Alaskans have been eating organic foods for a long time. The Matanuska Valley, a two hundred mile tract of land carved out by glaciers, was first settled by farmers under Franklin D. Roosevelt’s homestead act in the 1930’s. The soil, deposited by the glacier’s grinding movements, is black and fertile. The early farmers were able to grow potatoes, with a texture and flavor that rivals Idaho spuds. They discovered they could grow forty pound cabbages, giant zucchini squash, fat radishes, carrots, green beans, peas, broccoli, cauliflower, chard, lettuces and beets. They learned how to start tomatoes, cucumbers and corn in green houses. Technology has brought them hybrid apple trees and northern cherries. Valley farmers offer poultry, farm fresh eggs, range fed beef and buffalo and dairy products.

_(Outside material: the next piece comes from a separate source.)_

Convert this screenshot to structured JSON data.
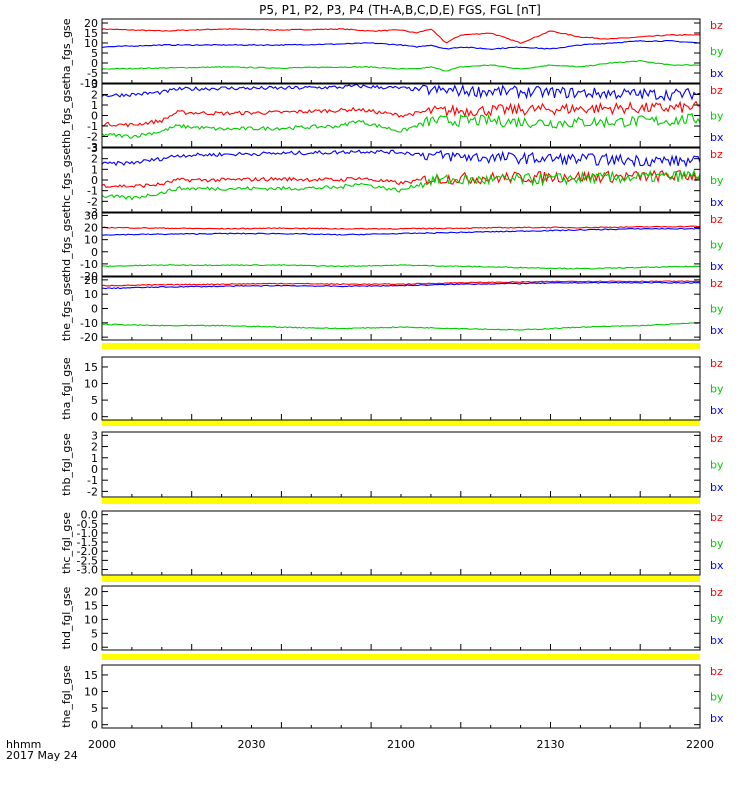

The main stay of the Alaskan diet however, is fish, game and wild berries. The average Alaskan will eat more fish in one week than most American diets consume within a month. Their freezers are stocked with moose, caribou and reindeer sausage. The irony is, that at a time when subsistence rights are most needed, sport fishing and hunting are what’s being favored by the legislature in the interest of increasing the general fund. The general fund itself, has undergone questionable treatment. Instead of funding much needed renovations for the fish hatcheries, much of it was invested in an already failing stock market. The general fund has lost much of its buying power, and the fishing industry, our greatest renewable natural resource, has been jeopardized.
Alaska can provide sustainable agriculture; clean foods free from chemical inducements or harmful bacteria. It can provide cheap energy. Its decisions will be based on the same type of discrepancies states will be deciding everywhere; what consumers will buy. Will we buy more oil; more gold and precious metals? Will we spend our money in chain stores or at small businesses? Will we buy new, energy saving technology? Are we open to new media expression? While the numbers of people who can afford to consume our external industry continues to dwindle, the need to answer these questions with expediency becomes more apparent. The days of the old spin doctrine routines are over. We aren’t the guilty. We are a nation of people whose trust has been betrayed and who now find themselves in the wallowing depths of poverty.